Percnon gibbesi is a species of crab. It is one of at least two species commonly called “Sally Lightfoot” (the other being the semi-terrestrial Grapsus grapsus from the Pacific coast of the Americas), and is also referred to as the nimble spray crab or urchin crab. It has been described as “the most invasive decapod species to enter the Mediterranean”. It populates the rocky ravines of the infralittoral plain at a depth ranging from a few centimeters to a maximum of 30 meters. This video was shot in the reefs of the island of Pantelleria in the Sicily Channel. granchio dalle zampe gialle
Adults have a carapace 30 millimetres wide, and legs with yellow rings at the joints. Each of the five pairs of walking legs has a row of spines along the leading edge. Females carrying eggs have been caught off West Africa between February and April and August; the larvae which hatch from them are planktonic and long-lived, which may contribute to the species’ inasivennes. The genus Percnon is currently “doubtfully placed” in the family Plagusiidae, and it has also been included in the family Grapsidae.

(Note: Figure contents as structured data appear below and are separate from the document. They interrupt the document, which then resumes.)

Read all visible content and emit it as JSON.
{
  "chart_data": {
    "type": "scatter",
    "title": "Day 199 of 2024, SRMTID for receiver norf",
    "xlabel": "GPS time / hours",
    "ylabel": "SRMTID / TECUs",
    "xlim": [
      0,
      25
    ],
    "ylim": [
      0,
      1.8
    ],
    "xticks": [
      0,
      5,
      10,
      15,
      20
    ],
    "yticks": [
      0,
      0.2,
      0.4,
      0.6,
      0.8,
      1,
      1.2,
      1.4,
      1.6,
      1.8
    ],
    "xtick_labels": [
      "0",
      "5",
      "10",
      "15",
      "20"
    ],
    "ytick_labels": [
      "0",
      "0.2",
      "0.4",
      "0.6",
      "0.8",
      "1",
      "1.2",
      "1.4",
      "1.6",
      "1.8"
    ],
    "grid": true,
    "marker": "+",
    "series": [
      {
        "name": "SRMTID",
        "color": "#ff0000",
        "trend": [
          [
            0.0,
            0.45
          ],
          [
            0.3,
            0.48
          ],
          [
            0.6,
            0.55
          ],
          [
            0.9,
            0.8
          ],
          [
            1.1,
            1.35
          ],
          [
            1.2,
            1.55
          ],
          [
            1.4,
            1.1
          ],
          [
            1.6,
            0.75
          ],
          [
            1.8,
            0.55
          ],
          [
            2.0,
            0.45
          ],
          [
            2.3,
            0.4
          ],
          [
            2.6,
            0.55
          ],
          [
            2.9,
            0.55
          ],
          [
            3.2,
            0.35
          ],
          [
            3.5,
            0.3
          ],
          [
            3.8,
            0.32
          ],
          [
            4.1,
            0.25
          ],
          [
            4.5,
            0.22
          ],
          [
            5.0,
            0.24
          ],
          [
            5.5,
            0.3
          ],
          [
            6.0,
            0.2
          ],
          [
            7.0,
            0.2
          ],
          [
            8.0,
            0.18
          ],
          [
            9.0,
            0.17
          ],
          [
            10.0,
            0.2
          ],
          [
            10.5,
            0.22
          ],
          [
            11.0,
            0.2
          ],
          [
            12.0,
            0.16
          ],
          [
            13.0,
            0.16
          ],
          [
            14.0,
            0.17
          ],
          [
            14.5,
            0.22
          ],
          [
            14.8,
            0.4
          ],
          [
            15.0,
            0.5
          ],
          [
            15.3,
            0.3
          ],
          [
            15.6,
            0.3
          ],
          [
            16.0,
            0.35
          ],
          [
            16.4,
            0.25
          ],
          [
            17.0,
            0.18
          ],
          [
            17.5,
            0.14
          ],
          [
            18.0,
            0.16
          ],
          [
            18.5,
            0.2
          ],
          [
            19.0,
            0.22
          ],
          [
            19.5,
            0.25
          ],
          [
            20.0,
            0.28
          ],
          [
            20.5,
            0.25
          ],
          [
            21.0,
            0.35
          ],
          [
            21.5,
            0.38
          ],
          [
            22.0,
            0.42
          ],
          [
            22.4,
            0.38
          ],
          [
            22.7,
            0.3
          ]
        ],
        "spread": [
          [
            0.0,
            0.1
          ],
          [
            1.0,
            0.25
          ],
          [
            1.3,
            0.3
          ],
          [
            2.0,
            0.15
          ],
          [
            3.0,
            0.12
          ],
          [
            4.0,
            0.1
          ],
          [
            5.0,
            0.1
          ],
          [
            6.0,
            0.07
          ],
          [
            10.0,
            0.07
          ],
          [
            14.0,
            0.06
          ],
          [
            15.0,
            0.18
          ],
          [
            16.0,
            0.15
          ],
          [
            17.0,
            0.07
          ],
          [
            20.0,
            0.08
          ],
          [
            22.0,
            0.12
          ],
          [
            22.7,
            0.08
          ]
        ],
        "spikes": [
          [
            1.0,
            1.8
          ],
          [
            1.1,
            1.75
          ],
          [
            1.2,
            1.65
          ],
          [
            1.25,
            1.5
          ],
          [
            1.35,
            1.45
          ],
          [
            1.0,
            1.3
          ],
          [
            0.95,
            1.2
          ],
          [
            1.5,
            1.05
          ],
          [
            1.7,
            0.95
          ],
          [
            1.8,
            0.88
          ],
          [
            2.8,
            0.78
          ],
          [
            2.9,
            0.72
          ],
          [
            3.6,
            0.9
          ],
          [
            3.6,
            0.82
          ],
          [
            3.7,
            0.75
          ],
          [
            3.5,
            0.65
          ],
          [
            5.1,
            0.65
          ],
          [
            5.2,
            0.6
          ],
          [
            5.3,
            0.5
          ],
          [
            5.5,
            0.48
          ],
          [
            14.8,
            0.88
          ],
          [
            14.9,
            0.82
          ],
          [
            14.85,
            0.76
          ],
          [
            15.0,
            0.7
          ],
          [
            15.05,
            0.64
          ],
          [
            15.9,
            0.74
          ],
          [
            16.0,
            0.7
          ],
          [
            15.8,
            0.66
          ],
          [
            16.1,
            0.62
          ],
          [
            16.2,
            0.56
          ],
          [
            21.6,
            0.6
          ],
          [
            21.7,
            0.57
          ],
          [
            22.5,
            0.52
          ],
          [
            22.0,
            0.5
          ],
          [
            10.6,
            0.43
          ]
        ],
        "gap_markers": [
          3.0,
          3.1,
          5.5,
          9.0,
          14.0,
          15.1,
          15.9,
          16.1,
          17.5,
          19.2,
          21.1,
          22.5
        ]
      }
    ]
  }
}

Percnon gibbesi is one of the most widespread grapsid crabs, being found on both sides of the Atlantic Ocean and on the Pacific coast of North America. There, its range extends from California to Chile, while in the Atlantic, it occurs natively from Florida to Brazil and from Madeira to the Gulf of Guinea. It has recently invaded the Mediterranean Sea, having first been discovered at Linosa, Sicily in 1999. It has subsequently been found on the Balearic islands, in Greece, in Libya, in Malta and in Israel.
Unusually among temperate crabs, Percnon gibbesi is strictly herbivorous. In the Caribean Sea, Percnon gibbesi is associated with the sea urchin Diadema antillarum. In the Mediterranean Sea Percnon gibbesi lives almost exclusively among boulders, and is out-competed by the native species Pachygrapsus marmoratus and Eriphia verrucosa. Percnon gibbesi is preyed upon by fish and invertebrates.